Mr Bush then early September did not want to discuss Iraq, but larger issues of the culture clash between radical Islam and the Christian West. Indeed, he has been ill-advised to rise to the bait. Many of those who took sides over Vietnam are still alive and active, still animated by the passions that transfixed the American people in the 1960s. His admission can do nothing but harm, certainly to him and to his administration, but also to the US forces in general and to the servicemen in Iraq in particular.
A large part of the reason for that is the lack of comparability between Iraq and Vietnam. Anyone familiar with both situations will be struck by the dissimilarities, particularly of scale and in the nature of the enemy.
By January 1968, total American casualties in Vietnam killed, wounded and missing had reached 80,000 and climbing. Eventually deaths in combat and from other causes would exceed 50,000, of which 36,000 were killed in action. Casualties in Iraq are nowhere near those figures. In a bad week in Vietnam, the US could suffer 2,000 casualties. Since 2003, American forces in Iraq have never suffered as many as 500 casualties a month. The number of casualties inflicted in Iraq are not established, but are under 50,000. In any year of the Vietnam war, the communist party of North Vietnam sent 200,000 young men to the battlefields in the south, most of whom did not return. Vietnam was one of the largest and costliest wars in history. The insurgency in Iraq resembles one of the colonial disturbances of imperial history.
There is a good reason for the difference. The Vietnamese communists had organised and operated a countryside politico-military organisation with branches in almost every village. The North Vietnamese People's Army resembled that of an organised Western state. It conscripted recruits throughout the country, trained, organised and equipped them.
The Iraqi insurgency, by contrast, is an informal undertaking by a coalition of religious and ex-Ba'athist groups. It has no high command or bureaucracy resembling the disciplined Marxist structures of North Vietnam. It has some support from like-minded groups in neighbouring countries, but nothing to compare with the North Vietnamese international network, which was supported by China and the Soviet Union and imported arms and munitions from both those countries on a large scale.

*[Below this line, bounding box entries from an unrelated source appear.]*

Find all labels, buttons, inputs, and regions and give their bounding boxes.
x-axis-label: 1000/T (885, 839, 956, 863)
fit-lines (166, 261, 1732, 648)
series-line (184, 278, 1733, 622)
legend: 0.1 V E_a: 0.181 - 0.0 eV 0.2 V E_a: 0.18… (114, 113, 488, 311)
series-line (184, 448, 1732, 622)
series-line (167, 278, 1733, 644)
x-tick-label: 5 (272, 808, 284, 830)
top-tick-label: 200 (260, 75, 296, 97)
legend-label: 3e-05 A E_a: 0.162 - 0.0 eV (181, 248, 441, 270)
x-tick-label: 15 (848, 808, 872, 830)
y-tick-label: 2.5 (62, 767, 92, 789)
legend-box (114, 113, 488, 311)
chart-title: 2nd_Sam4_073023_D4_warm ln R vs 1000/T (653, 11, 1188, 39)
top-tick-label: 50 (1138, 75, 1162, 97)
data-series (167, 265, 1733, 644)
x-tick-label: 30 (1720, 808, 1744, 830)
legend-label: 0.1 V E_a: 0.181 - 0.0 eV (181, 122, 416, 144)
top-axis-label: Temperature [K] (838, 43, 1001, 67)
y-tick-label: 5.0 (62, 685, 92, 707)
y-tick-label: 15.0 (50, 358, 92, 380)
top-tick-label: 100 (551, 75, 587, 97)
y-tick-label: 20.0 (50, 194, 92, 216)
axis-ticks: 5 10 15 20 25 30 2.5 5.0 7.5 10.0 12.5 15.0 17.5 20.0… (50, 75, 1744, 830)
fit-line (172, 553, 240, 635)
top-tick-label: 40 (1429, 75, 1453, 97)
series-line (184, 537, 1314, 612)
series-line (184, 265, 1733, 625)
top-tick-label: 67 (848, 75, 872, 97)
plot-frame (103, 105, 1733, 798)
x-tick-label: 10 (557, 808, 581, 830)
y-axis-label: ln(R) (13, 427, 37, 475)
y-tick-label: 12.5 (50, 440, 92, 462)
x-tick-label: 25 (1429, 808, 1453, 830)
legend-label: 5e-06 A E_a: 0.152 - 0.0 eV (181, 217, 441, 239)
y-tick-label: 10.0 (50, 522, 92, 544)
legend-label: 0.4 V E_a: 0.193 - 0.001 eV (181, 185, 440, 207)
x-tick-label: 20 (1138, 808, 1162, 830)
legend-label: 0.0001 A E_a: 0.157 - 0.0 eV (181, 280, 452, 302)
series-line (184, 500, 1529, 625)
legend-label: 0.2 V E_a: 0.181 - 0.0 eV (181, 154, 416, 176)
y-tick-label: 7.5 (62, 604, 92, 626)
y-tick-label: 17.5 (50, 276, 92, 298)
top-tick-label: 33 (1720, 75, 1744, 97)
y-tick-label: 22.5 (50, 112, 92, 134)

North Vietnam was, moreover, a sovereign state, supported explicitly by all other communist countries and by many sympathetic regimes in the Third World. The Iraqi insurgency has sympathisers, but they enjoy no organised system of support and are actively opposed by many of their neighbours and Muslim co-religionists.
The recent upsurge of violence in Iraq in no way resembles the Tet offensive. At Tet, the Vietnamese new year, the North Vietnamese People's Army simultaneously attacked 40 cities and towns in South Vietnam, using 84,000 troops. Of those, the communists lost 45,000 killed. No such losses have been recorded in Iraq at any place or any time. The Tet offensive proved to be a military disaster for the Vietnamese communists. It left them scarcely able to keep up their long-running, low-level war against the South Vietnamese government and the American army.
Indeed, insofar as Tet was a defeat for the United States and for the South Vietnamese government, it was because the American media decided to represent it as such. It has become a cliché to say that Vietnam was a media war, but so it was. Much of the world media were hostile to American involvement from the start, particularly in France, which had fought and lost its own Vietnam war in 1946-54. The defeat of Dien Bien Phu rankled with the French and there were few who wanted to see the Americans win where they had failed.
It was, however, the American rather than the foreign media who decided on the verdict. The American media had begun by supporting the war. As it dragged on, however, without any end in sight and with the promised military victory constantly postponed, American newspapers and critically the evening television programmes began to treat war news as a bad story.
The media were extremely influential, particularly at such places as university campuses and the firesides of American families whose sons had been conscripted for service. When casualties of 150 a week began to be reported, the war began to be increasingly unpopular. President Johnson, who was temperamentally oversensitive to criticism, believed that one particular broadcast by Walter Cronkite in February 1968, just after Tet, lost him Middle America. "If I've lost Kronkite," he said to his staff, "I have lost the war."
President Bush must now expect that America's television anchormen will be looking for a similar opportunity to damage him. If they find it, the blame will be the President's alone.
The Vietnam war was not lost on the battlefield, but in the American media's treatment of news from the front line.